Australia's change to visa cancellations for 501 deportees doesn't go far enough, advocate says

A refugee advocate says the Australian Government's changes for 501 deportees don't go far enough. 

On Tuesday the Government said it will now consider how long someone has lived in Australia when considering whether to cancel their visa. 

Currently, visas can be cancelled on character grounds if people have served more than one year in prison. However, Australia's immigration department has signed off on a new directive that will come into effect from March 3.

A Government spokesperson told Newshub the Department of Home Affairs must now "consider the length of time someone has lived in the Australian community as one of the primary considerations when determining whether to cancel someone's visa."

When a deportee's application is being looked at they will now consider the impact on family members in Australia, with more weight being given to the ties their children have with the country.

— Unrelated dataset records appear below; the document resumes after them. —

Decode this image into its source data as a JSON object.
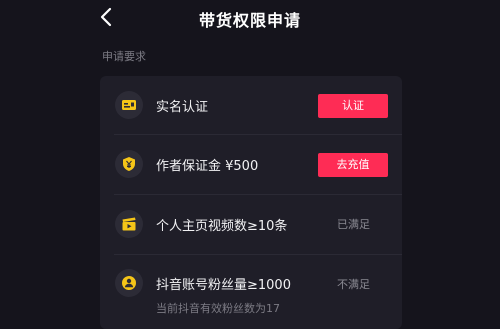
{
  "header": {
    "title": "带货权限申请"
  },
  "section": {
    "label": "申请要求"
  },
  "requirements": [
    {
      "icon": "id-card-icon",
      "label": "实名认证",
      "action": "认证"
    },
    {
      "icon": "yuan-shield-icon",
      "label": "作者保证金 ¥500",
      "action": "去充值"
    },
    {
      "icon": "video-clapper-icon",
      "label": "个人主页视频数≥10条",
      "status": "已满足"
    },
    {
      "icon": "followers-icon",
      "label": "抖音账号粉丝量≥1000",
      "status": "不满足",
      "sub": "当前抖音有效粉丝数为17"
    }
  ],
  "colors": {
    "accent": "#fe2c55",
    "icon": "#f5c518",
    "background": "#15141c",
    "card": "#1f1e28"
  }
}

Not only that but the "strength, duration and nature" of their ties with the Australian community will be taken into account.

The new rule says "considerable weight should be given to the fact that a non-citizen has been ordinarily resident in Australia during and since their formative year, regardless of when their offending and level of that offending began".

However where individuals "pose a risk to the community", Australia will continue to cancel their visas and remove them.

Deportee advocate Filipa Payne told AM's Melissa Chan-Green the changes don't go far enough. 

"It's fantastic to see some movement in section 501 with the amendment. Unfortunately, these changes do not go far enough," Payne told AM on Wednesday. 

"The fact of the matter is, there are plenty of people who've already been deported that have got huge family ties in Australia. 

"But where it's changed is that this has gone from a consideration to a primary point. So it's wonderful that children and families affected in Australia and Australian citizens are now going to be held in consideration. However, the mandatory detention that's still in place… why do people have to go to a detention centre to have their visa checked? Why is it mandatory to be placed in a situation where you're going to be under torture and treated derogatory and demeaningly? Why is Australia still maintaining that it can?" she questioned. 

Payne said the rules should have been changed a long time ago and people who have already been deported should now be given the chance to apply to re-enter so they can see their families. 

She added the clause allowing people to be deported if they pose a danger is also problematic. 

"This is where it becomes quite hard because this is where they're using a common sense approach. So someone who's doing the appeal process cannot sit down and state, 'I've been in Australia since I was two, I've lived here for over 17 years. That means I've met a requirement where I'm actually going to be allowed in Australia'. This is about a person that's going through the visa process, living in hope that the person that is doing their appeal is going to think their common sense is valid," she said.